CAPÍTULO 9

A palavra `assomaton', isto é, `incorpóreo', é inusitada e desconhecida não somente para muitos outros, como também para nossas Escrituras. Se alguém no-la quiser apontar no livro que se chama "A Doutrina de Pedro", onde o Salvador parece dizer aos discípulos:

"Não sou um demônio incorpóreo",

deve-se-lhe responder, em primeiro lugar, que este livro não é tido como pertencente aos livros da Igreja, e deve- se-lhe mostrar que esta escritura não é nem de Pedro nem de qualquer outro que tivesse sido inspirado pelo Espírito de Deus. Mas, ainda que isto concedêssemos, o sentido da palavra `incorpóreo' neste texto não é o mesmo que se depreende dos escritos dos autores gregos e gentios, quando os filósofos disputam sobre a natureza incorpórea. Neste livro fala-se de demônio incorpóreo no sentido em que, qualquer que seja o hábito ou o invólucro do corpo do demônio, ele certamente não é semelhante a este nosso corpo grosseiro e visível. Devemos ler o que está dito segundo o sentido de quem compôs esta escritura, que é se um corpo como o que possuem os demônios é naturalmente sutil e como uma tênue aura, e por isso mesmo considerado ou dito incorpóreo por muitos, ou se se trata de um corpo sólido e palpável. De fato, segundo o costume dos homens, tudo o que for daquele modo é chamado pelos mais simples e imperitos de incorpóreo, como quando dizem que este ar que respiramos é incorpóreo, por não ser um corpo que possa ser apalpado e guardado, ou que possa oferecer resistência a quem o empurre.

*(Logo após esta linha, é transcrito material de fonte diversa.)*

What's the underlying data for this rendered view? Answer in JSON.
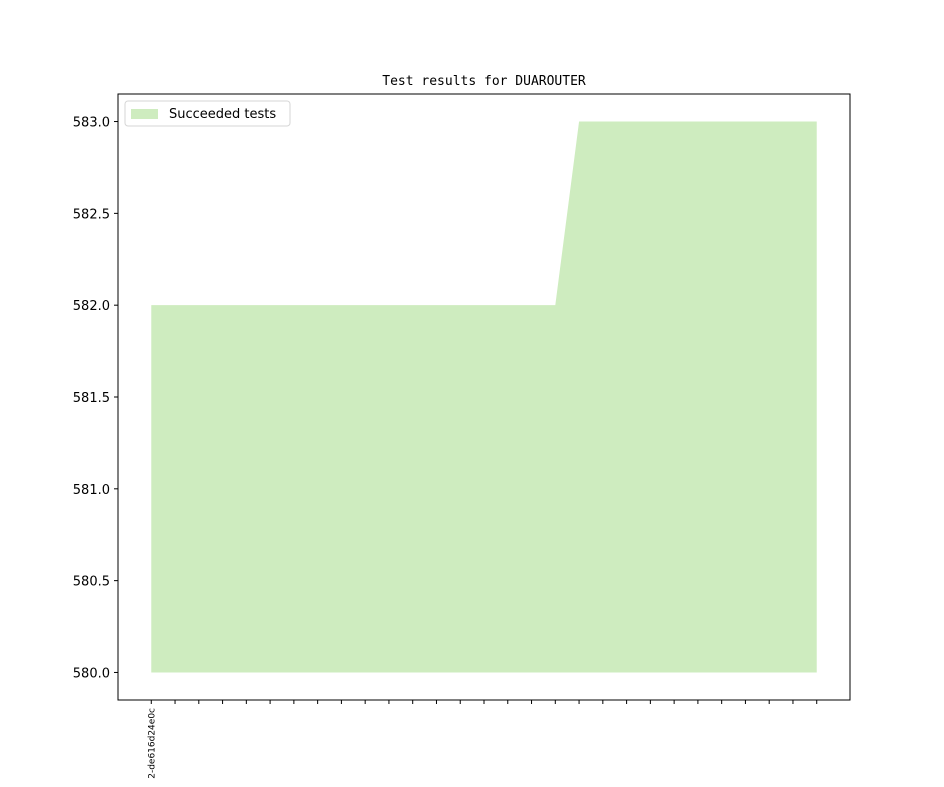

Investigaremos, porém, se a própria realidade que os filósofos gregos chamam de `assomaton', isto é, `incorpóreo', se encontra nas Sagradas Escrituras com outro nome. Deve-se investigar, também, como o próprio Deus deve ser entendido, se corpóreo e dotado de alguma forma, ou se possuidor de outra natureza que não a dos corpos, o que também em nossa pregação não é manifestamente assinalado. O mesmo também deve ser investigado de Cristo e do Espírito Santo, mas não de toda alma e de toda criatura racional.